Hemoglobin has also been coupled to polymers through the use of low-molecular weight mediators. For example, hemoglobin has been coupled to hydroxyethylstarch (German patent offenlegungsschrift No. 2,616,086); to inulin (K. Ajisaka and Y. Iwashita, "Oxygen carrier for blood substitute", U.S. Pat. No. 4,377,512); and to dextran (J. T. F. Wong, European Patent Application 0,140,640). Similarly, hemoglobin has been coupled to itself and/or to other serum proteins and gelatin derivatives using dialdehyde (3 to 8 carbon atoms) mediators, optionally followed by addition of pyridoxal phosphate (K. Bonhard and U. Boysen, U.S. Pat. No. 4,336,248). Similarly, in U.S. Pat. No. 4,179,337, peptides and polypeptides are coupled to polymers which contain a substantially linear ethereal or carbon-carbon backbone. Polyethylene glycol and polypropylene glycol are preferred.

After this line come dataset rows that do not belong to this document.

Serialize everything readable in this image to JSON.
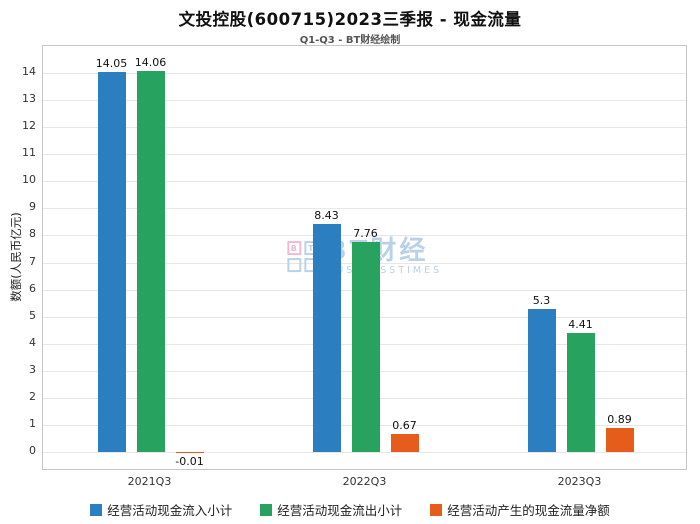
{
  "watermark": {
    "logo_letters": [
      "B",
      "T"
    ],
    "title": "BT财经",
    "subtitle": "BUSINESSTIMES"
  },
  "chart_data": {
    "type": "bar",
    "title": "文投控股(600715)2023三季报 - 现金流量",
    "subtitle": "Q1-Q3 - BT财经绘制",
    "ylabel": "数额(人民币亿元)",
    "xlabel": "",
    "categories": [
      "2021Q3",
      "2022Q3",
      "2023Q3"
    ],
    "series": [
      {
        "name": "经营活动现金流入小计",
        "color": "#2b7fc0",
        "values": [
          14.05,
          8.43,
          5.3
        ]
      },
      {
        "name": "经营活动现金流出小计",
        "color": "#27a35f",
        "values": [
          14.06,
          7.76,
          4.41
        ]
      },
      {
        "name": "经营活动产生的现金流量净额",
        "color": "#e65c1b",
        "values": [
          -0.01,
          0.67,
          0.89
        ]
      }
    ],
    "bar_labels": [
      [
        "14.05",
        "8.43",
        "5.3"
      ],
      [
        "14.06",
        "7.76",
        "4.41"
      ],
      [
        "-0.01",
        "0.67",
        "0.89"
      ]
    ],
    "yticks": [
      0,
      1,
      2,
      3,
      4,
      5,
      6,
      7,
      8,
      9,
      10,
      11,
      12,
      13,
      14
    ],
    "ylim": [
      -0.7,
      15
    ],
    "grid": true,
    "legend_position": "bottom",
    "axis_text_color": "#333333",
    "bar_label_color": "#111111"
  }
}
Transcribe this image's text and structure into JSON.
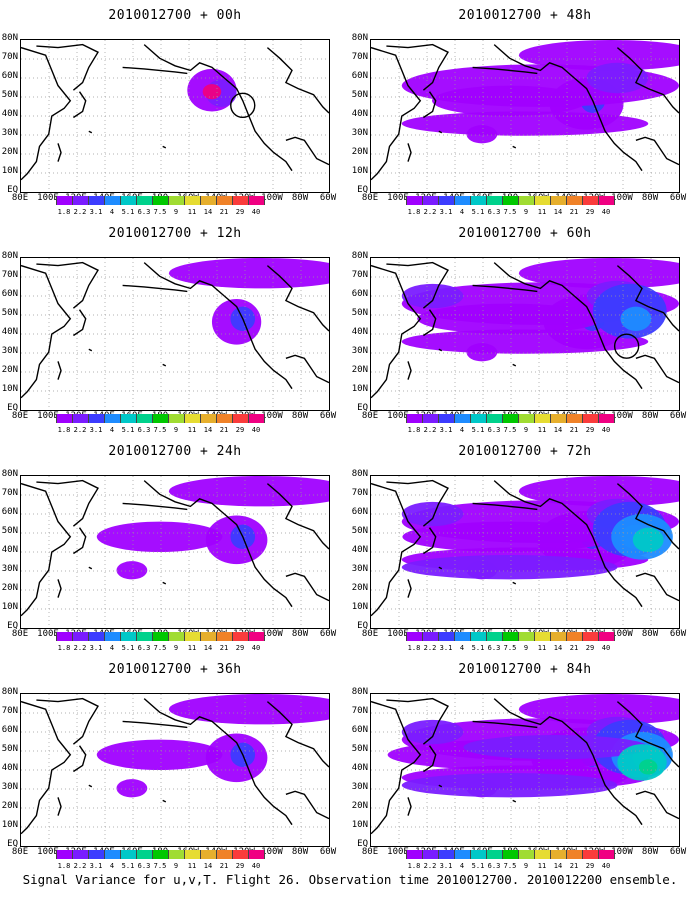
{
  "panels": [
    {
      "title": "2010012700 + 00h",
      "level": 0,
      "circle": [
        0.72,
        0.43
      ]
    },
    {
      "title": "2010012700 + 48h",
      "level": 3
    },
    {
      "title": "2010012700 + 12h",
      "level": 1
    },
    {
      "title": "2010012700 + 60h",
      "level": 4,
      "circle": [
        0.83,
        0.58
      ]
    },
    {
      "title": "2010012700 + 24h",
      "level": 2
    },
    {
      "title": "2010012700 + 72h",
      "level": 5
    },
    {
      "title": "2010012700 + 36h",
      "level": 2
    },
    {
      "title": "2010012700 + 84h",
      "level": 6
    }
  ],
  "lat_labels": [
    "80N",
    "70N",
    "60N",
    "50N",
    "40N",
    "30N",
    "20N",
    "10N",
    "EQ"
  ],
  "lon_labels": [
    "80E",
    "100E",
    "120E",
    "140E",
    "160E",
    "180",
    "160W",
    "140W",
    "120W",
    "100W",
    "80W",
    "60W"
  ],
  "colorbar": {
    "colors": [
      "#a000ff",
      "#7a1cff",
      "#3c3cff",
      "#1e8cff",
      "#00c8c8",
      "#00d28c",
      "#00c800",
      "#a0dc32",
      "#e6dc32",
      "#e6af2d",
      "#f08228",
      "#fa3c3c",
      "#f00082"
    ],
    "labels": [
      "1.8",
      "2.2",
      "3.1",
      "4",
      "5.1",
      "6.3",
      "7.5",
      "9",
      "11",
      "14",
      "21",
      "29",
      "40"
    ]
  },
  "caption": "Signal Variance for u,v,T. Flight 26. Observation time 2010012700. 2010012200 ensemble."
}
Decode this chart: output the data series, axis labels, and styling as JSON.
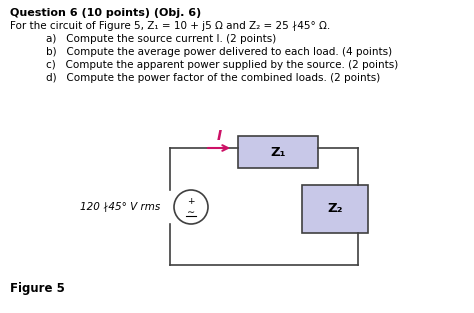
{
  "title": "Question 6 (10 points) (Obj. 6)",
  "line1": "For the circuit of Figure 5, Z₁ = 10 + j5 Ω and Z₂ = 25 ∤45° Ω.",
  "items": [
    "a)   Compute the source current I. (2 points)",
    "b)   Compute the average power delivered to each load. (4 points)",
    "c)   Compute the apparent power supplied by the source. (2 points)",
    "d)   Compute the power factor of the combined loads. (2 points)"
  ],
  "figure_label": "Figure 5",
  "voltage_label": "120 ∤45° V rms",
  "z1_label": "Z₁",
  "z2_label": "Z₂",
  "current_label": "I",
  "bg_color": "#ffffff",
  "text_color": "#000000",
  "circuit_color": "#404040",
  "z_box_color": "#c8c8e8",
  "arrow_color": "#cc1166",
  "current_color": "#cc1166",
  "title_fontsize": 8.0,
  "body_fontsize": 7.5,
  "circuit_lw": 1.2
}
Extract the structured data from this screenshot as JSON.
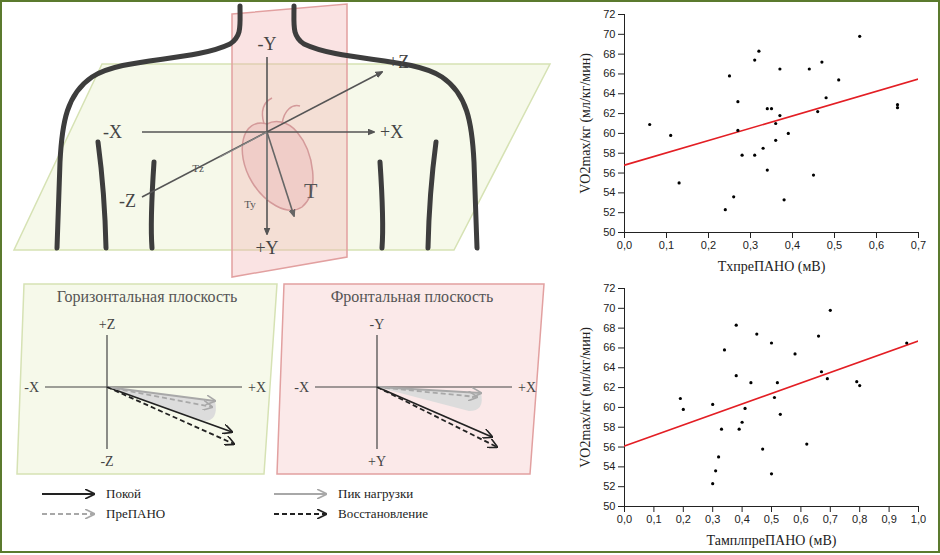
{
  "chart_data": [
    {
      "type": "scatter",
      "x_label": "TxпреПАНО (мВ)",
      "y_label": "VO2max/кг (мл/кг/мин)",
      "x": [
        0.06,
        0.11,
        0.13,
        0.24,
        0.25,
        0.26,
        0.27,
        0.27,
        0.28,
        0.31,
        0.31,
        0.32,
        0.33,
        0.34,
        0.34,
        0.35,
        0.36,
        0.36,
        0.37,
        0.37,
        0.38,
        0.39,
        0.44,
        0.45,
        0.46,
        0.47,
        0.48,
        0.51,
        0.56,
        0.65,
        0.65
      ],
      "values": [
        60.9,
        59.8,
        55.0,
        52.3,
        65.8,
        53.6,
        63.2,
        60.3,
        57.8,
        57.8,
        67.4,
        68.3,
        58.5,
        56.3,
        62.5,
        62.5,
        59.3,
        61.0,
        66.5,
        61.8,
        53.3,
        60.0,
        66.5,
        55.8,
        62.2,
        67.2,
        63.6,
        65.4,
        69.8,
        62.9,
        62.6
      ],
      "color": "#000000",
      "marker": "dot",
      "fit": {
        "x": [
          0.0,
          0.7
        ],
        "values": [
          56.8,
          65.5
        ],
        "color": "#e31e24"
      },
      "xlim": [
        0,
        0.7
      ],
      "xticks": [
        {
          "value": 0,
          "label": "0,0"
        },
        {
          "value": 0.1,
          "label": "0,1"
        },
        {
          "value": 0.2,
          "label": "0,2"
        },
        {
          "value": 0.3,
          "label": "0,3"
        },
        {
          "value": 0.4,
          "label": "0,4"
        },
        {
          "value": 0.5,
          "label": "0,5"
        },
        {
          "value": 0.6,
          "label": "0,6"
        },
        {
          "value": 0.7,
          "label": "0,7"
        }
      ],
      "ylim": [
        50,
        72
      ],
      "yticks": [
        50,
        52,
        54,
        56,
        58,
        60,
        62,
        64,
        66,
        68,
        70,
        72
      ],
      "grid": false
    },
    {
      "type": "scatter",
      "x_label": "ТамплпреПАНО (мВ)",
      "y_label": "VO2max/кг (мл/кг/мин)",
      "x": [
        0.19,
        0.2,
        0.3,
        0.3,
        0.31,
        0.32,
        0.33,
        0.34,
        0.38,
        0.38,
        0.39,
        0.4,
        0.41,
        0.43,
        0.45,
        0.47,
        0.5,
        0.5,
        0.51,
        0.52,
        0.53,
        0.58,
        0.62,
        0.66,
        0.67,
        0.69,
        0.7,
        0.79,
        0.8,
        0.96
      ],
      "values": [
        60.9,
        59.8,
        60.3,
        52.3,
        53.6,
        55.0,
        57.8,
        65.8,
        68.3,
        63.2,
        57.8,
        58.5,
        59.9,
        62.5,
        67.4,
        55.8,
        66.5,
        53.3,
        61.0,
        62.5,
        59.3,
        65.4,
        56.3,
        67.2,
        63.6,
        62.9,
        69.8,
        62.6,
        62.2,
        66.5
      ],
      "color": "#000000",
      "marker": "dot",
      "fit": {
        "x": [
          0.0,
          1.0
        ],
        "values": [
          56.1,
          66.7
        ],
        "color": "#e31e24"
      },
      "xlim": [
        0,
        1.0
      ],
      "xticks": [
        {
          "value": 0,
          "label": "0,0"
        },
        {
          "value": 0.1,
          "label": "0,1"
        },
        {
          "value": 0.2,
          "label": "0,2"
        },
        {
          "value": 0.3,
          "label": "0,3"
        },
        {
          "value": 0.4,
          "label": "0,4"
        },
        {
          "value": 0.5,
          "label": "0,5"
        },
        {
          "value": 0.6,
          "label": "0,6"
        },
        {
          "value": 0.7,
          "label": "0,7"
        },
        {
          "value": 0.8,
          "label": "0,8"
        },
        {
          "value": 0.9,
          "label": "0,9"
        },
        {
          "value": 1.0,
          "label": "1,0"
        }
      ],
      "ylim": [
        50,
        72
      ],
      "yticks": [
        50,
        52,
        54,
        56,
        58,
        60,
        62,
        64,
        66,
        68,
        70,
        72
      ],
      "grid": false
    }
  ],
  "diagram": {
    "axis_labels": {
      "minus_y": "-Y",
      "plus_y": "+Y",
      "minus_x": "-X",
      "plus_x": "+X",
      "plus_z": "+Z",
      "minus_z": "-Z"
    },
    "vector_labels": {
      "tz": "Tz",
      "ty": "Ty",
      "t": "T"
    },
    "panels": [
      {
        "title": "Горизонтальная плоскость",
        "axis_labels": {
          "up": "+Z",
          "down": "-Z",
          "left": "-X",
          "right": "+X"
        }
      },
      {
        "title": "Фронтальная плоскость",
        "axis_labels": {
          "up": "-Y",
          "down": "+Y",
          "left": "-X",
          "right": "+X"
        }
      }
    ],
    "legend": [
      {
        "label": "Покой",
        "color": "#222222",
        "line_style": "solid"
      },
      {
        "label": "ПреПАНО",
        "color": "#a8a8a8",
        "line_style": "dashed"
      },
      {
        "label": "Пик нагрузки",
        "color": "#a8a8a8",
        "line_style": "solid"
      },
      {
        "label": "Восстановление",
        "color": "#222222",
        "line_style": "dashed"
      }
    ]
  }
}
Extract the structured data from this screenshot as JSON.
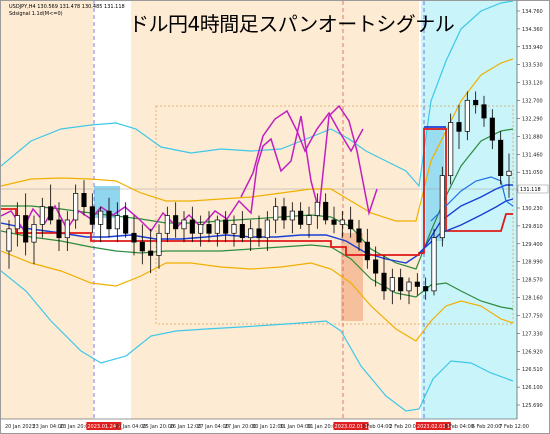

The coupling is accomplished using 10 to 100 molar equivalents of polymer to peptide or more suitably, 15 to 50 molar equivalents of polymer to polypeptide. Coupling must be accomplished with the aid of mediators. In U.S. Pat. No. 4,301,144 (Yuji Iwashita and Katsumi Ajisaka, "Blood Substitute Containing Modified Hemoglobin") hemoglobin is modified by coupling via an amide bond between a mediator-activated, terminal group of a poly(alkylene) glycol and an amino group of hemoglobin. More recent embodiments of this technology (U.S. Pat. Nos. 4,412,989 and 4,670,417) are reported to give monomeric, dimeric and trimeric modified hemoglobins. These embodiments have P.sub.50 of 21 to 25 and half-times in the circulation of 4 to 8 hours. Furthermore, the materials are so unstable that they must be lyophilized in the presence of stabilizers in order to permit storage. All of these factors indicate that derivatives of this type do not meet the criteria described above.